Seabrook is vital to ensuring a reliable supply of electricity, now and for the future. Over the past three years, the 1,246-megawatt plant has produced power at nearly 90 percent of capacity, far higher than either natural gas or coal plants. And although renewables are emission-free, wind and solar power supply electricity only intermittently, at times when the wind is blowing and the sun is shining. Wind and solar require back-up power from fossil fuels when the weather isn’t cooperating. By contrast, Seabrook produces large amounts of carbon-free energy reliably around the clock, day in and day out.

Make no mistake, the U.S. fleet of nuclear plants supplies nearly 60 percent of the nation’s zero-carbon electricity. From the standpoint of climate policy, it won’t work without nuclear power.

“You can’t get to the type of carbon emissions people want to get to . . . unless you continue to use aggressive nuclear policy and have the nuclear fleet continue to function,” said former New Hampshire senator Judd Gregg, who is now co-chairman of Nuclear Matters, a national nuclear advocacy group.

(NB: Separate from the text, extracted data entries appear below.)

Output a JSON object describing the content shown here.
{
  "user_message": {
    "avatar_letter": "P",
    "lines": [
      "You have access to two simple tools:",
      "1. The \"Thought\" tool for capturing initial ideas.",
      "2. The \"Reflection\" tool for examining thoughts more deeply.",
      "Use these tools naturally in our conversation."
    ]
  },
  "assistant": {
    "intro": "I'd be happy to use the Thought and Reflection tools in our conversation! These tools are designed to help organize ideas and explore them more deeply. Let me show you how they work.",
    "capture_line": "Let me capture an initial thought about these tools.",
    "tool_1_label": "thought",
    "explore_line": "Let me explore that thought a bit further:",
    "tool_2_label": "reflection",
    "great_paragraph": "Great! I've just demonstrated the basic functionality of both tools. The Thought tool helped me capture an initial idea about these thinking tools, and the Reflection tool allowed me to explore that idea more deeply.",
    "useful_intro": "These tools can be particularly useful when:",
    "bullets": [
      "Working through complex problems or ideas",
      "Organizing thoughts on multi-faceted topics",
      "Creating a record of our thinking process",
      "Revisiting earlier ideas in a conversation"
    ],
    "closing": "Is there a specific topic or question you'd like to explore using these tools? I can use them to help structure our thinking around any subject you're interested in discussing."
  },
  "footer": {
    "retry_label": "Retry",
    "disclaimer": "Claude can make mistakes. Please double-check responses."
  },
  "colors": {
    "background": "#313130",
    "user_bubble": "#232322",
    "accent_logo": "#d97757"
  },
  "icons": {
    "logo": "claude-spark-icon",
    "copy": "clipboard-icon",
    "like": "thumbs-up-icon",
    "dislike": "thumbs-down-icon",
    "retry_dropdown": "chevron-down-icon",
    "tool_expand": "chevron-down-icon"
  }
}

There is an urgent need to implement public policies that keep Seabrook in operation. Closing it prematurely would be bad for consumers, energy security and the environment. It would lead to the burning of even more fossil fuels, adding to the burden of carbon in the atmosphere and making it impossible to meet EPA’s Clean Power Plan, which calls for a 30 percent reduction in carbon emissions over 2005 levels by 2030.

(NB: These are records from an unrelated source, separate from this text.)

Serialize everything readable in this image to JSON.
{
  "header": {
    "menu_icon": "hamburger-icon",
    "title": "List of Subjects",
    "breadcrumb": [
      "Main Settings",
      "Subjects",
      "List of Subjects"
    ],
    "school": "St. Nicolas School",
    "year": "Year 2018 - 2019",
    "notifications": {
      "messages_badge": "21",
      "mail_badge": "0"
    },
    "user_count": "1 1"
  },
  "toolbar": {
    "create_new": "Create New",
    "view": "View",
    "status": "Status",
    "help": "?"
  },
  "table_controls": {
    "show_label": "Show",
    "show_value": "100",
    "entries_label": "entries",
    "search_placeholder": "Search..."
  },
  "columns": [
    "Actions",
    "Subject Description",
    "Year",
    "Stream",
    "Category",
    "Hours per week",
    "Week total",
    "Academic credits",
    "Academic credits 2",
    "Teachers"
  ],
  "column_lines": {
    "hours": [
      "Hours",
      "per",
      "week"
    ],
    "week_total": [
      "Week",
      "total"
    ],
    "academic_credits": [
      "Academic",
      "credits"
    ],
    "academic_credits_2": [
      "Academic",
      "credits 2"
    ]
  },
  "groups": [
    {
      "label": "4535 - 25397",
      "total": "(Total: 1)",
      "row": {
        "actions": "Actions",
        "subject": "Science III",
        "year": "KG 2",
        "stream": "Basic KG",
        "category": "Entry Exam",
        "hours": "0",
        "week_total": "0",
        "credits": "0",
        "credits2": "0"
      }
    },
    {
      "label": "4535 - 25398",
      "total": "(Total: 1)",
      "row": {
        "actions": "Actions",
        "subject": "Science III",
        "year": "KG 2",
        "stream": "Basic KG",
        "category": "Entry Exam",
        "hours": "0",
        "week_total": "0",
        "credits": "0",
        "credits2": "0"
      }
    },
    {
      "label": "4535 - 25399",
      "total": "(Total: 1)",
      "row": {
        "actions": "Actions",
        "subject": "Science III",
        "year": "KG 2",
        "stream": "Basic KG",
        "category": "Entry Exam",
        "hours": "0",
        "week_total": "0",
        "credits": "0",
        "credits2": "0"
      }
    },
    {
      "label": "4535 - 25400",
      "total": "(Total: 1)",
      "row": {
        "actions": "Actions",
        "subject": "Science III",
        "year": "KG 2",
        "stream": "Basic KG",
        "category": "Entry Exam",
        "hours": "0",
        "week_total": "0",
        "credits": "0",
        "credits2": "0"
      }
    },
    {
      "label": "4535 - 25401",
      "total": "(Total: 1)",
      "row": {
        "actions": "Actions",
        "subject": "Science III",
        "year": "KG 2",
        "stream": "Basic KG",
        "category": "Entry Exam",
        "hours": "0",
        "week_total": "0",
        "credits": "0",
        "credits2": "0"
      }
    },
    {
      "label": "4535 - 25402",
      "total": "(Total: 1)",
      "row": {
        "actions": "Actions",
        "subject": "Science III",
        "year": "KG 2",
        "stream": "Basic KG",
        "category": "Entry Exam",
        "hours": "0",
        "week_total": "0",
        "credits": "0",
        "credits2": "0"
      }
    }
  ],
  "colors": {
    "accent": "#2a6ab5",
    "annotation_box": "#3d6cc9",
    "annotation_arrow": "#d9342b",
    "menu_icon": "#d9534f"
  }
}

There’s something else to consider: Closing Seabrook would devastate communities near the plant.

Seabrook employs more than 650 well-paid employees with an annual payroll of $79 million, according to the Nuclear Energy Institute. The plant, moreover, pays over $23 million in state and local taxes, and it contributes $470 million to the local economy.

The transmission grid operator is concerned that increasing reliance on natural gas for electricity generation could lead to power shortages and volatile electricity prices. In 2014, on the coldest day of a “polar vortex” storm that pummeled the eastern United States, ISO New England, which operates the region’s bulk power system, fell short of generating capacity from coal and gas plants. If not for nuclear power, the region would have experienced brownouts and blackouts. During that time Liquefied Natural Gas from Mideast tankers was bought and pumped into the pipelines. Wonder why the price of electricity spiked? Some energy policy!

Because the wholesale electricity market in New Hampshire is not correctly reflecting the environmental benefits of nuclear generation and the value that comes from fuel diversity, the state Legislature must intervene. Time is of the essence. We need a sense of urgency.